In a ribbon-cutting ceremony in Columbia, the center’s top advisors and staff joined state officials to showcase the facility and the launch of the center’s intensive outpatient program. The center’s executive director Connie Brooks heralded this new offering as the first of its kind in Missouri for its ability to serve children with extensive needs with a multidisciplinary approach.
“Few centers nationally bring together this level of expertise in one truly integrated model of care,” she said to a room full of donors, University of Missouri-Columbia staff and healthcare professionals.
The Thompson Center for Autism and Neurodevelopment was launched after a $8.5 million donation from Bill and Nancy Thompson in 2005 and currently serves over 4,000 families. From 2013 to 2025, the center had patients from all but three of Missouri’s counties.

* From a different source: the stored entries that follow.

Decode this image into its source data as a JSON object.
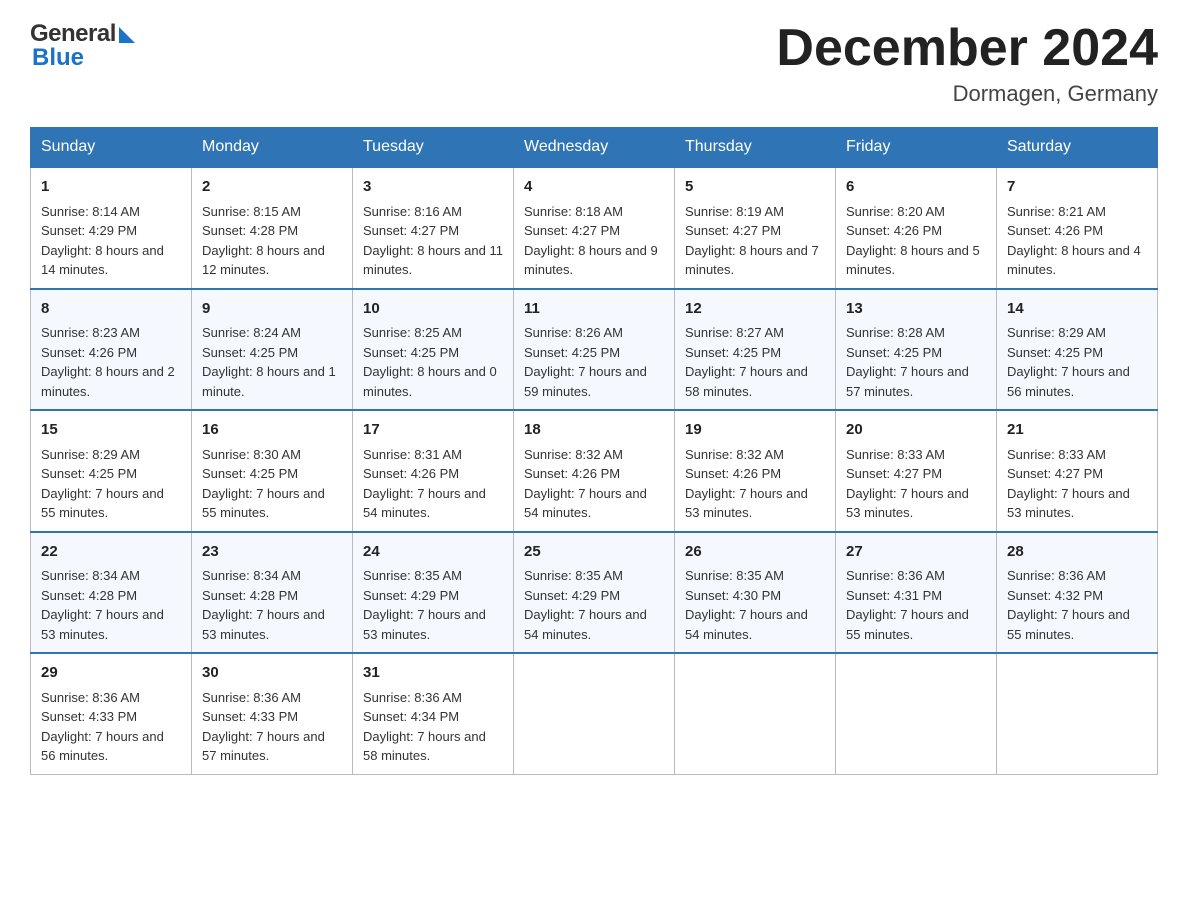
{
  "header": {
    "logo_general": "General",
    "logo_blue": "Blue",
    "month_title": "December 2024",
    "subtitle": "Dormagen, Germany"
  },
  "days_of_week": [
    "Sunday",
    "Monday",
    "Tuesday",
    "Wednesday",
    "Thursday",
    "Friday",
    "Saturday"
  ],
  "weeks": [
    [
      {
        "day": "1",
        "sunrise": "8:14 AM",
        "sunset": "4:29 PM",
        "daylight": "8 hours and 14 minutes."
      },
      {
        "day": "2",
        "sunrise": "8:15 AM",
        "sunset": "4:28 PM",
        "daylight": "8 hours and 12 minutes."
      },
      {
        "day": "3",
        "sunrise": "8:16 AM",
        "sunset": "4:27 PM",
        "daylight": "8 hours and 11 minutes."
      },
      {
        "day": "4",
        "sunrise": "8:18 AM",
        "sunset": "4:27 PM",
        "daylight": "8 hours and 9 minutes."
      },
      {
        "day": "5",
        "sunrise": "8:19 AM",
        "sunset": "4:27 PM",
        "daylight": "8 hours and 7 minutes."
      },
      {
        "day": "6",
        "sunrise": "8:20 AM",
        "sunset": "4:26 PM",
        "daylight": "8 hours and 5 minutes."
      },
      {
        "day": "7",
        "sunrise": "8:21 AM",
        "sunset": "4:26 PM",
        "daylight": "8 hours and 4 minutes."
      }
    ],
    [
      {
        "day": "8",
        "sunrise": "8:23 AM",
        "sunset": "4:26 PM",
        "daylight": "8 hours and 2 minutes."
      },
      {
        "day": "9",
        "sunrise": "8:24 AM",
        "sunset": "4:25 PM",
        "daylight": "8 hours and 1 minute."
      },
      {
        "day": "10",
        "sunrise": "8:25 AM",
        "sunset": "4:25 PM",
        "daylight": "8 hours and 0 minutes."
      },
      {
        "day": "11",
        "sunrise": "8:26 AM",
        "sunset": "4:25 PM",
        "daylight": "7 hours and 59 minutes."
      },
      {
        "day": "12",
        "sunrise": "8:27 AM",
        "sunset": "4:25 PM",
        "daylight": "7 hours and 58 minutes."
      },
      {
        "day": "13",
        "sunrise": "8:28 AM",
        "sunset": "4:25 PM",
        "daylight": "7 hours and 57 minutes."
      },
      {
        "day": "14",
        "sunrise": "8:29 AM",
        "sunset": "4:25 PM",
        "daylight": "7 hours and 56 minutes."
      }
    ],
    [
      {
        "day": "15",
        "sunrise": "8:29 AM",
        "sunset": "4:25 PM",
        "daylight": "7 hours and 55 minutes."
      },
      {
        "day": "16",
        "sunrise": "8:30 AM",
        "sunset": "4:25 PM",
        "daylight": "7 hours and 55 minutes."
      },
      {
        "day": "17",
        "sunrise": "8:31 AM",
        "sunset": "4:26 PM",
        "daylight": "7 hours and 54 minutes."
      },
      {
        "day": "18",
        "sunrise": "8:32 AM",
        "sunset": "4:26 PM",
        "daylight": "7 hours and 54 minutes."
      },
      {
        "day": "19",
        "sunrise": "8:32 AM",
        "sunset": "4:26 PM",
        "daylight": "7 hours and 53 minutes."
      },
      {
        "day": "20",
        "sunrise": "8:33 AM",
        "sunset": "4:27 PM",
        "daylight": "7 hours and 53 minutes."
      },
      {
        "day": "21",
        "sunrise": "8:33 AM",
        "sunset": "4:27 PM",
        "daylight": "7 hours and 53 minutes."
      }
    ],
    [
      {
        "day": "22",
        "sunrise": "8:34 AM",
        "sunset": "4:28 PM",
        "daylight": "7 hours and 53 minutes."
      },
      {
        "day": "23",
        "sunrise": "8:34 AM",
        "sunset": "4:28 PM",
        "daylight": "7 hours and 53 minutes."
      },
      {
        "day": "24",
        "sunrise": "8:35 AM",
        "sunset": "4:29 PM",
        "daylight": "7 hours and 53 minutes."
      },
      {
        "day": "25",
        "sunrise": "8:35 AM",
        "sunset": "4:29 PM",
        "daylight": "7 hours and 54 minutes."
      },
      {
        "day": "26",
        "sunrise": "8:35 AM",
        "sunset": "4:30 PM",
        "daylight": "7 hours and 54 minutes."
      },
      {
        "day": "27",
        "sunrise": "8:36 AM",
        "sunset": "4:31 PM",
        "daylight": "7 hours and 55 minutes."
      },
      {
        "day": "28",
        "sunrise": "8:36 AM",
        "sunset": "4:32 PM",
        "daylight": "7 hours and 55 minutes."
      }
    ],
    [
      {
        "day": "29",
        "sunrise": "8:36 AM",
        "sunset": "4:33 PM",
        "daylight": "7 hours and 56 minutes."
      },
      {
        "day": "30",
        "sunrise": "8:36 AM",
        "sunset": "4:33 PM",
        "daylight": "7 hours and 57 minutes."
      },
      {
        "day": "31",
        "sunrise": "8:36 AM",
        "sunset": "4:34 PM",
        "daylight": "7 hours and 58 minutes."
      },
      null,
      null,
      null,
      null
    ]
  ]
}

The expansion, Brooks said, is the result of philanthropic efforts, a partnership with the University of Missouri-Columbia and support from state officials.

Former Gov. Mike Parson, who pushed for a $31.5 million appropriation for the center in 2022, said giving that money to the center is “one of the best things (he) has ever done for the State of Missouri.”

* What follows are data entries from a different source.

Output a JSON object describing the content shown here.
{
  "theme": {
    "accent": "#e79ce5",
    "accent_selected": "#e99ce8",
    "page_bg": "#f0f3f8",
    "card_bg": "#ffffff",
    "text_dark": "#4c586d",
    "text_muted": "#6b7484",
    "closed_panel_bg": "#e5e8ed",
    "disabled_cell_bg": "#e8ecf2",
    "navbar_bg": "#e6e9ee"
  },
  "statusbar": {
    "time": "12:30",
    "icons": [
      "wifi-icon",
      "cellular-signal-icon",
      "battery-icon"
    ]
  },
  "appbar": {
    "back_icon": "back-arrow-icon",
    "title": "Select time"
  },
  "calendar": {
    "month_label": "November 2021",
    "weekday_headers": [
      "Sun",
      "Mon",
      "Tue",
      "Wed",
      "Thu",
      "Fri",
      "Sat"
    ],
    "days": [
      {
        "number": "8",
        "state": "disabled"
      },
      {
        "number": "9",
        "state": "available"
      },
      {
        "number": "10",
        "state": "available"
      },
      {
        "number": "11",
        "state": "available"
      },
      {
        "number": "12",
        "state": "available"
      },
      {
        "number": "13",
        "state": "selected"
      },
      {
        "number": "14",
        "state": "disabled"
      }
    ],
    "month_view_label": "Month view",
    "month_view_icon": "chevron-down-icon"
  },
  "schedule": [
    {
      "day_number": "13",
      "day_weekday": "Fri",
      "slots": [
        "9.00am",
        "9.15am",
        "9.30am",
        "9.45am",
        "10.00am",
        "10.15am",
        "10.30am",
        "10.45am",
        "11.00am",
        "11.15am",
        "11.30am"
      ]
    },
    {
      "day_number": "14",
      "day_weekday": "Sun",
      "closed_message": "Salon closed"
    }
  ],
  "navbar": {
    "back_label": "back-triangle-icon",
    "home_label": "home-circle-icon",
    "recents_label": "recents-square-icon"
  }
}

“The facility represents a significant commitment to the public,” said Ron Ashworth, the center’s board president. “The center is here in the long-term and is here to serve the extensive health needs in the neurodevelopmental field.”
The day, he said, marked “a stepping stone for the future,” allowing for continued expansion.

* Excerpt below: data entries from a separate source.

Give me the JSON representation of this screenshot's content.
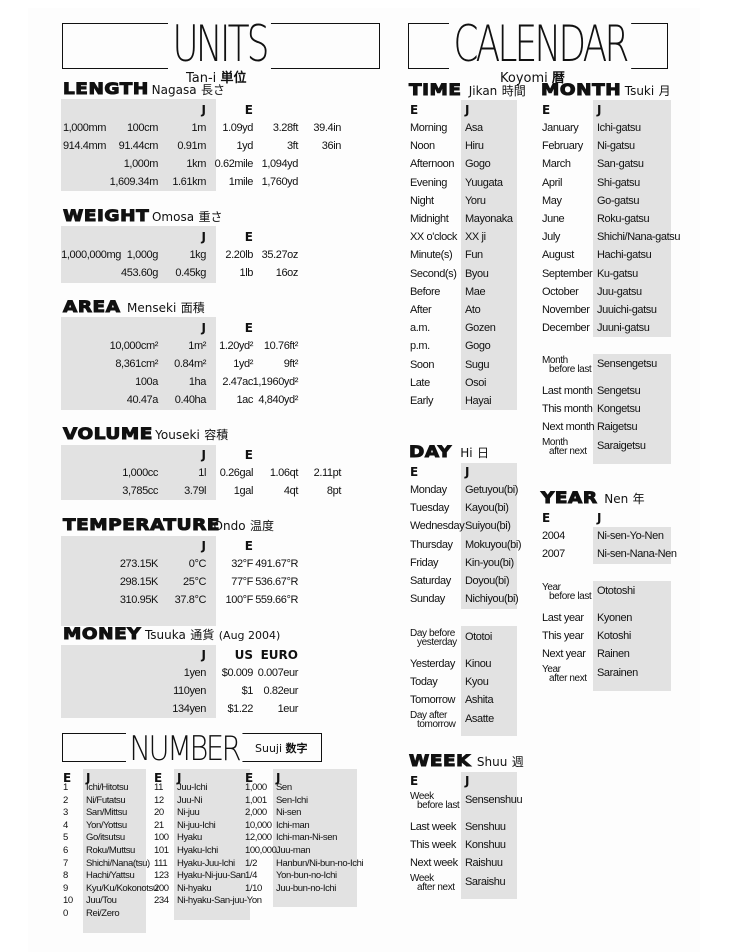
{
  "units": {
    "title": "UNITS",
    "subtitle_romaji": "Tan-i",
    "subtitle_kanji": "単位",
    "length": {
      "heading": "LENGTH",
      "romaji": "Nagasa",
      "kanji": "長さ",
      "col_j": "J",
      "col_e": "E",
      "rows": [
        [
          "1,000mm",
          "100cm",
          "1m",
          "1.09yd",
          "3.28ft",
          "39.4in"
        ],
        [
          "914.4mm",
          "91.44cm",
          "0.91m",
          "1yd",
          "3ft",
          "36in"
        ],
        [
          "",
          "1,000m",
          "1km",
          "0.62mile",
          "1,094yd",
          ""
        ],
        [
          "",
          "1,609.34m",
          "1.61km",
          "1mile",
          "1,760yd",
          ""
        ]
      ]
    },
    "weight": {
      "heading": "WEIGHT",
      "romaji": "Omosa",
      "kanji": "重さ",
      "col_j": "J",
      "col_e": "E",
      "rows": [
        [
          "1,000,000mg",
          "1,000g",
          "1kg",
          "2.20lb",
          "35.27oz"
        ],
        [
          "",
          "453.60g",
          "0.45kg",
          "1lb",
          "16oz"
        ]
      ]
    },
    "area": {
      "heading": "AREA",
      "romaji": "Menseki",
      "kanji": "面積",
      "col_j": "J",
      "col_e": "E",
      "rows": [
        [
          "10,000cm²",
          "1m²",
          "1.20yd²",
          "10.76ft²"
        ],
        [
          "8,361cm²",
          "0.84m²",
          "1yd²",
          "9ft²"
        ],
        [
          "100a",
          "1ha",
          "2.47ac",
          "1,1960yd²"
        ],
        [
          "40.47a",
          "0.40ha",
          "1ac",
          "4,840yd²"
        ]
      ]
    },
    "volume": {
      "heading": "VOLUME",
      "romaji": "Youseki",
      "kanji": "容積",
      "col_j": "J",
      "col_e": "E",
      "rows": [
        [
          "1,000cc",
          "1l",
          "0.26gal",
          "1.06qt",
          "2.11pt"
        ],
        [
          "3,785cc",
          "3.79l",
          "1gal",
          "4qt",
          "8pt"
        ]
      ]
    },
    "temperature": {
      "heading": "TEMPERATURE",
      "romaji": "Ondo",
      "kanji": "温度",
      "col_j": "J",
      "col_e": "E",
      "rows": [
        [
          "273.15K",
          "0°C",
          "32°F",
          "491.67°R"
        ],
        [
          "298.15K",
          "25°C",
          "77°F",
          "536.67°R"
        ],
        [
          "310.95K",
          "37.8°C",
          "100°F",
          "559.66°R"
        ]
      ]
    },
    "money": {
      "heading": "MONEY",
      "romaji": "Tsuuka",
      "kanji": "通貨",
      "note": "(Aug 2004)",
      "col_j": "J",
      "col_us": "US",
      "col_euro": "EURO",
      "rows": [
        [
          "1yen",
          "$0.009",
          "0.007eur"
        ],
        [
          "110yen",
          "$1",
          "0.82eur"
        ],
        [
          "134yen",
          "$1.22",
          "1eur"
        ]
      ]
    }
  },
  "number": {
    "title": "NUMBER",
    "romaji": "Suuji",
    "kanji": "数字",
    "col_e": "E",
    "col_j": "J",
    "col1": [
      [
        "1",
        "Ichi/Hitotsu"
      ],
      [
        "2",
        "Ni/Futatsu"
      ],
      [
        "3",
        "San/Mittsu"
      ],
      [
        "4",
        "Yon/Yottsu"
      ],
      [
        "5",
        "Go/itsutsu"
      ],
      [
        "6",
        "Roku/Muttsu"
      ],
      [
        "7",
        "Shichi/Nana(tsu)"
      ],
      [
        "8",
        "Hachi/Yattsu"
      ],
      [
        "9",
        "Kyu/Ku/Kokonotsu"
      ],
      [
        "10",
        "Juu/Tou"
      ],
      [
        "0",
        "Rei/Zero"
      ]
    ],
    "col2": [
      [
        "11",
        "Juu-Ichi"
      ],
      [
        "12",
        "Juu-Ni"
      ],
      [
        "20",
        "Ni-juu"
      ],
      [
        "21",
        "Ni-juu-Ichi"
      ],
      [
        "100",
        "Hyaku"
      ],
      [
        "101",
        "Hyaku-Ichi"
      ],
      [
        "111",
        "Hyaku-Juu-Ichi"
      ],
      [
        "123",
        "Hyaku-Ni-juu-San"
      ],
      [
        "200",
        "Ni-hyaku"
      ],
      [
        "234",
        "Ni-hyaku-San-juu-Yon"
      ]
    ],
    "col3": [
      [
        "1,000",
        "Sen"
      ],
      [
        "1,001",
        "Sen-Ichi"
      ],
      [
        "2,000",
        "Ni-sen"
      ],
      [
        "10,000",
        "Ichi-man"
      ],
      [
        "12,000",
        "Ichi-man-Ni-sen"
      ],
      [
        "100,000",
        "Juu-man"
      ],
      [
        "1/2",
        "Hanbun/Ni-bun-no-Ichi"
      ],
      [
        "1/4",
        "Yon-bun-no-Ichi"
      ],
      [
        "1/10",
        "Juu-bun-no-Ichi"
      ]
    ]
  },
  "calendar": {
    "title": "CALENDAR",
    "subtitle_romaji": "Koyomi",
    "subtitle_kanji": "暦",
    "time": {
      "heading": "TIME",
      "romaji": "Jikan",
      "kanji": "時間",
      "col_e": "E",
      "col_j": "J",
      "rows": [
        [
          "Morning",
          "Asa"
        ],
        [
          "Noon",
          "Hiru"
        ],
        [
          "Afternoon",
          "Gogo"
        ],
        [
          "Evening",
          "Yuugata"
        ],
        [
          "Night",
          "Yoru"
        ],
        [
          "Midnight",
          "Mayonaka"
        ],
        [
          "XX o'clock",
          "XX ji"
        ],
        [
          "Minute(s)",
          "Fun"
        ],
        [
          "Second(s)",
          "Byou"
        ],
        [
          "Before",
          "Mae"
        ],
        [
          "After",
          "Ato"
        ],
        [
          "a.m.",
          "Gozen"
        ],
        [
          "p.m.",
          "Gogo"
        ],
        [
          "Soon",
          "Sugu"
        ],
        [
          "Late",
          "Osoi"
        ],
        [
          "Early",
          "Hayai"
        ]
      ]
    },
    "month": {
      "heading": "MONTH",
      "romaji": "Tsuki",
      "kanji": "月",
      "col_e": "E",
      "col_j": "J",
      "rows": [
        [
          "January",
          "Ichi-gatsu"
        ],
        [
          "February",
          "Ni-gatsu"
        ],
        [
          "March",
          "San-gatsu"
        ],
        [
          "April",
          "Shi-gatsu"
        ],
        [
          "May",
          "Go-gatsu"
        ],
        [
          "June",
          "Roku-gatsu"
        ],
        [
          "July",
          "Shichi/Nana-gatsu"
        ],
        [
          "August",
          "Hachi-gatsu"
        ],
        [
          "September",
          "Ku-gatsu"
        ],
        [
          "October",
          "Juu-gatsu"
        ],
        [
          "November",
          "Juuichi-gatsu"
        ],
        [
          "December",
          "Juuni-gatsu"
        ]
      ],
      "relative": [
        {
          "e1": "Month",
          "e2": "before last",
          "j": "Sensengetsu"
        },
        {
          "e1": "Last month",
          "e2": "",
          "j": "Sengetsu"
        },
        {
          "e1": "This month",
          "e2": "",
          "j": "Kongetsu"
        },
        {
          "e1": "Next month",
          "e2": "",
          "j": "Raigetsu"
        },
        {
          "e1": "Month",
          "e2": "after next",
          "j": "Saraigetsu"
        }
      ]
    },
    "day": {
      "heading": "DAY",
      "romaji": "Hi",
      "kanji": "日",
      "col_e": "E",
      "col_j": "J",
      "rows": [
        [
          "Monday",
          "Getuyou(bi)"
        ],
        [
          "Tuesday",
          "Kayou(bi)"
        ],
        [
          "Wednesday",
          "Suiyou(bi)"
        ],
        [
          "Thursday",
          "Mokuyou(bi)"
        ],
        [
          "Friday",
          "Kin-you(bi)"
        ],
        [
          "Saturday",
          "Doyou(bi)"
        ],
        [
          "Sunday",
          "Nichiyou(bi)"
        ]
      ],
      "relative": [
        {
          "e1": "Day before",
          "e2": "yesterday",
          "j": "Ototoi"
        },
        {
          "e1": "Yesterday",
          "e2": "",
          "j": "Kinou"
        },
        {
          "e1": "Today",
          "e2": "",
          "j": "Kyou"
        },
        {
          "e1": "Tomorrow",
          "e2": "",
          "j": "Ashita"
        },
        {
          "e1": "Day after",
          "e2": "tomorrow",
          "j": "Asatte"
        }
      ]
    },
    "year": {
      "heading": "YEAR",
      "romaji": "Nen",
      "kanji": "年",
      "col_e": "E",
      "col_j": "J",
      "rows": [
        [
          "2004",
          "Ni-sen-Yo-Nen"
        ],
        [
          "2007",
          "Ni-sen-Nana-Nen"
        ]
      ],
      "relative": [
        {
          "e1": "Year",
          "e2": "before last",
          "j": "Ototoshi"
        },
        {
          "e1": "Last year",
          "e2": "",
          "j": "Kyonen"
        },
        {
          "e1": "This year",
          "e2": "",
          "j": "Kotoshi"
        },
        {
          "e1": "Next year",
          "e2": "",
          "j": "Rainen"
        },
        {
          "e1": "Year",
          "e2": "after next",
          "j": "Sarainen"
        }
      ]
    },
    "week": {
      "heading": "WEEK",
      "romaji": "Shuu",
      "kanji": "週",
      "col_e": "E",
      "col_j": "J",
      "relative": [
        {
          "e1": "Week",
          "e2": "before last",
          "j": "Sensenshuu"
        },
        {
          "e1": "Last week",
          "e2": "",
          "j": "Senshuu"
        },
        {
          "e1": "This week",
          "e2": "",
          "j": "Konshuu"
        },
        {
          "e1": "Next week",
          "e2": "",
          "j": "Raishuu"
        },
        {
          "e1": "Week",
          "e2": "after next",
          "j": "Saraishu"
        }
      ]
    }
  }
}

The building is expected to allow the Thompson Center to more than double the number of patients seen, though work is ongoing to staff the facility to its full potential.
“The needs of children and families continue to grow and so must we,” Brooks said. “The Thompson Center team is up for the challenge, and we remain deeply committed to continuing our growth as a world-class destination center.”
She told reporters that the center has been recruiting health care providers and support staff for a couple years, bringing in an additional 40 employees prior to the new building’s opening. But there are “many, many open positions” during a nationwide shortage of behavior analysts, speech-language pathologists, psychiatrists and other health professionals integral to treating neurodevelopmental conditions.
The American Academy of Child and Adolescent Psychiatry estimates that in 2038, Missouri will have 57% of the number of child and adolescent psychiatrists needed to meet demand. This rate is far above nearby like Kansas and Indiana with projections of 38% and 29% respectively, but falls a few points below estimates for Illinois and Nebraska.
The center’s leaders hope the new facility will bolster recruitment efforts and attract physicians and researchers from other states.
The Thompson Center’s previous building was retrofitted to serve children with neurodevelopmental conditions. But the new location was built with them in mind, with a sensory-friendly design that includes soundproofing in ceilings to soften loud noises and a river pattern beginning on the sidewalk outside and guiding families through the building.
The intensive outpatient program has spaces catered to children learning to overcome aggressive communication styles, including weighted chairs in some therapy rooms that cannot be thrown and a space designed to help children who frequently run away from their parents.
Ali Ducharme, the program’s director, told The Independent the program is designed to help kids learn better in therapy sessions and in their school classrooms and accomplished just that with its first patient.
The intensive outpatient program will eventually serve multiple children, working with them five days a week for 16 weeks. While other health care providers offer outpatient therapy programs, the Thompson Center’s stands out, she said, for incorporating physicians of multiple disciplines to help the child in one space.
The new building, she said, gives therapists a lot more tools to work through patients’ biggest hurdles. Previously, the center did not have a playground. But now, the play space allows children to practice transitioning from recess to learning.
While Friday marked a key moment in the Thompson Center’s 20 years, many spoke of the new building as fuel for greater patient care and research to come.
“We want this space to foster the kind of collaboration that keeps advancing what is possible, where expertise and compassion exist side by side,” Brooks said. “And this beautiful new facility opens the door to what comes next and allows us to think bigger and reach farther, to see more families and to change more lives.”